Wytyczne dotyczące reklam
Wytyczne wskazane przez zespół roboczy zawierają przyjęcie generalnej zasady ograniczenia liczby nośników na I linii metra. Liczba nośników po modernizacji nie może być większa niż przed nią. Pozwoli to na ogólne zmniejszenie liczby nośników o 50 sztuk.
Zakazano montażu reklam w środkowej części ścian zatorowych. Dopuszczono ich instalację na skrajnych fragmentach ścian, ale tylko tak, by nie zasłaniały pasków z nazwami stacji. Reklamami nie mogą być zasłaniane szyby i inne elementy przeźroczyste. Za to mogą pojawiać się na ścianach wind oraz nad schodami. Wymiary mają być dostosowano "do estetyki poszczególnych stacji".
W wytycznych uwzględniono "znaczne ograniczenie liczby elektronicznych nośników reklamowych (ekranów) na stacji metra Centrum. "Pierwotnie miały być instalowane na wszystkich filarach pomiędzy peronami, na całej długości stacji. Po wprowadzeniu zmian w koncepcji pojawią się w co trzecim prześwicie. Na stacjach Służew i Ursynów postępowanie będzie zgodne z postanowieniem Mazowieckiego Wojewódzkiego Konserwatora Zabytków o wszczęciu procedury wpisu tych stacji do rejestru zabytków" - czytamy w komunikacie.
Poziom natężenia oświetlenia na reklamach ma być obniżony "do akceptowalnego przez maszynistów i pasażerów".

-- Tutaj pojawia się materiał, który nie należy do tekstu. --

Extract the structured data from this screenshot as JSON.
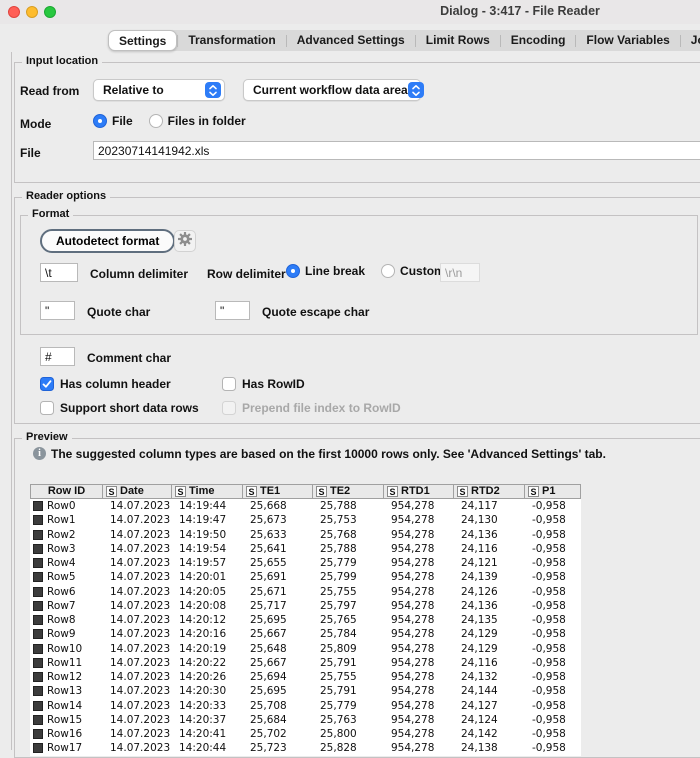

Ratusz poinformował, że analizy i wytyczne zostały przyjęte przez operatora, który wróci do wymiany nośników. - Zakończenie prac modernizacyjnych w zakresie dostosowania formatów i rozmieszczenia na stacjach Racławicka, Pole Mokotowskie, Politechnika i Świętokrzyska planowane jest do końca czerwca tego roku - informuje Jerzy Lejk, prezes Metra Warszawskiego.